Criticism, he concludes, when it is truly literary criticism, is an explanation that leads to the sort of understanding that enhances one’s enjoyment of the poem. Any criticism presented as literary criticism that does not enlarge one’s understanding for the sake of enjoyment may still be legitimate, Eliot is willing to concede, but it is not literary criticism. Rather, it is “a contribution to psychology, or sociology, or logic, or pedagogy, or some other pursuit . . . to be judged by specialists, not by men of letters.”
Eliot delivered these remarks in the heart of the enemy camp, inasmuch as that metaphor is appropriate here. He is on a major American university campus, after all. Many in the audience would have been drawn there by Eliot’s well-deserved celebrity alone, but doubtless the most attentive among his audience are literature professors and graduate students convinced that source studies and deep readings are not only a present prerogative but the wave of the future for literary studies and, by extension, literary criticism.
Still, Eliot asserts, when he draws his remarks to a close, that “to understand a poem” is the same as “to enjoy it for the right reasons.” He adds that “to enjoy a poem under a misunderstanding as to what it is, is to enjoy what is merely a projection of our own mind.” For Eliot, that is the worst thing that one can do. He is calling for a firsthand engagement not with the poet’s life or beliefs or his or her sources, nor with the reader’s life or beliefs, but with the poem itself.

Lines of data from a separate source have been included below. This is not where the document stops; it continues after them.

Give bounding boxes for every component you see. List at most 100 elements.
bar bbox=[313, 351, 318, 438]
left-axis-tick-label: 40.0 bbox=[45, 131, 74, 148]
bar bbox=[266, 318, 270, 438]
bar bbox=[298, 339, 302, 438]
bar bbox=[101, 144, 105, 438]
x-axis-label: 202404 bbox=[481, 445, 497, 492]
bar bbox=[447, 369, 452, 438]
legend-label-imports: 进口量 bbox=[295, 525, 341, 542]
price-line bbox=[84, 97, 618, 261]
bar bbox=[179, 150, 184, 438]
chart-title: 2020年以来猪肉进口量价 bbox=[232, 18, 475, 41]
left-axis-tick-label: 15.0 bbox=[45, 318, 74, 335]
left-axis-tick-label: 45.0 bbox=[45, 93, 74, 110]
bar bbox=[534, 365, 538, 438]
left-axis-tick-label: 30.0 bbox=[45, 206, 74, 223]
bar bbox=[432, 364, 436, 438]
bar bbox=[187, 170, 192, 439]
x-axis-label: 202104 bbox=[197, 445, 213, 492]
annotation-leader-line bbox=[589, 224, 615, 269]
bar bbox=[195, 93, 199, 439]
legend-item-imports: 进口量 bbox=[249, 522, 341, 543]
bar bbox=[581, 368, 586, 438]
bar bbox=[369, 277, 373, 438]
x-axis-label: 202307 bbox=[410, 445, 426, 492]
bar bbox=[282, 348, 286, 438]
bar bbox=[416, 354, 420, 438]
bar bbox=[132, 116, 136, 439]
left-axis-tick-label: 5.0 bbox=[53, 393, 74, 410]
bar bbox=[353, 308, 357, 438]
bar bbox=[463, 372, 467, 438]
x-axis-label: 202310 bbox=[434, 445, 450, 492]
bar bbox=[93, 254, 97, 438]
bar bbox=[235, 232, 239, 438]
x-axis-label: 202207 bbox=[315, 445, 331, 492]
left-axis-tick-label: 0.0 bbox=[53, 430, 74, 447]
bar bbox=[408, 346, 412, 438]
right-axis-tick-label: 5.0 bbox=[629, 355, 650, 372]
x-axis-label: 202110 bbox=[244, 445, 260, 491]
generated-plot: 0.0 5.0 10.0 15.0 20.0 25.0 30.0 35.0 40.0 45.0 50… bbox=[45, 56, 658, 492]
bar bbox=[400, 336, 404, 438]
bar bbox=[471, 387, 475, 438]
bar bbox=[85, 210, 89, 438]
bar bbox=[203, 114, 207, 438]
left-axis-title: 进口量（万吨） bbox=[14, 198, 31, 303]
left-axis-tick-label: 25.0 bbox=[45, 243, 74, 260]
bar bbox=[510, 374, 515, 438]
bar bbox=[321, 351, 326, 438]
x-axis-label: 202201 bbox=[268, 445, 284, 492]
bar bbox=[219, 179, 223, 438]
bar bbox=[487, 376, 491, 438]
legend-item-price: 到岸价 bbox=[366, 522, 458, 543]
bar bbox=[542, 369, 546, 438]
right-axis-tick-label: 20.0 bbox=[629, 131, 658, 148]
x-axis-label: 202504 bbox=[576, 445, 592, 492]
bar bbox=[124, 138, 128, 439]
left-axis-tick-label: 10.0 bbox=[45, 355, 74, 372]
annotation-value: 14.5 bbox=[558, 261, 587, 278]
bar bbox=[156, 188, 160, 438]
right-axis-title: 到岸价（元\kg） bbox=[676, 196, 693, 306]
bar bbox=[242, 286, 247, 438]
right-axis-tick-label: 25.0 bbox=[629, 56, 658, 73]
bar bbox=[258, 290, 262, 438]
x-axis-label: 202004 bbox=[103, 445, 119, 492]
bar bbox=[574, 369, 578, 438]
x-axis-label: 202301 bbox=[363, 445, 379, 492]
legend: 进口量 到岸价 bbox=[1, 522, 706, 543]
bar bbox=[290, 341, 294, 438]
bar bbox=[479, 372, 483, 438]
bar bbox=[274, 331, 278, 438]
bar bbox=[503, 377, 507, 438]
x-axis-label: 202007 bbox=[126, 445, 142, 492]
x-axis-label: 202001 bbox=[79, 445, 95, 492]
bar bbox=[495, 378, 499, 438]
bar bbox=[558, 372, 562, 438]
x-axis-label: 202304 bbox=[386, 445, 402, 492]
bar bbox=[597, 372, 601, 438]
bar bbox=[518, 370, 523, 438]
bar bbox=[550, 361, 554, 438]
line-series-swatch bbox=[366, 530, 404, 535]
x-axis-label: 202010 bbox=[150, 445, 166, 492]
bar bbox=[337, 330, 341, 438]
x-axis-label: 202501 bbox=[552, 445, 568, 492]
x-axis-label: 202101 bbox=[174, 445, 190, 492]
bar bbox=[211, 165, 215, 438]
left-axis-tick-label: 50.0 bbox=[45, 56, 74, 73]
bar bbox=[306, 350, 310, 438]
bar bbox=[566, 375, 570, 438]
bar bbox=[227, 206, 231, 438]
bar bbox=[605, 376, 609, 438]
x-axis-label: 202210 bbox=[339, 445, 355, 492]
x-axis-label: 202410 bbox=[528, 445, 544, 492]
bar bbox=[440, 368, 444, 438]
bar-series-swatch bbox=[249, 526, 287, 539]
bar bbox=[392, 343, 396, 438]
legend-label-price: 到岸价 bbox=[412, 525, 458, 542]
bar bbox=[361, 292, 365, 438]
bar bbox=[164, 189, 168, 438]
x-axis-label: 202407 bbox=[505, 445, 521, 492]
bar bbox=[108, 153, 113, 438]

There must be, finally, a balance between considerations of understanding and enjoyment in the best literary criticism. Emphasize issues of understanding at the expense of enjoyment, and the result can be mere explanation to no other purpose. Overemphasize enjoyment, however, and there is a danger that the criticism can become too subjective and impressionistic. What matters is that Eliot has delivered on the promise of his title, delineating what he takes to be the frontiers, the proper limits, of literary criticism. In doing so, he also reasserts his lifelong insistence on regarding the poem as poetry, not in terms of something else, such as philosophy or religion or biography.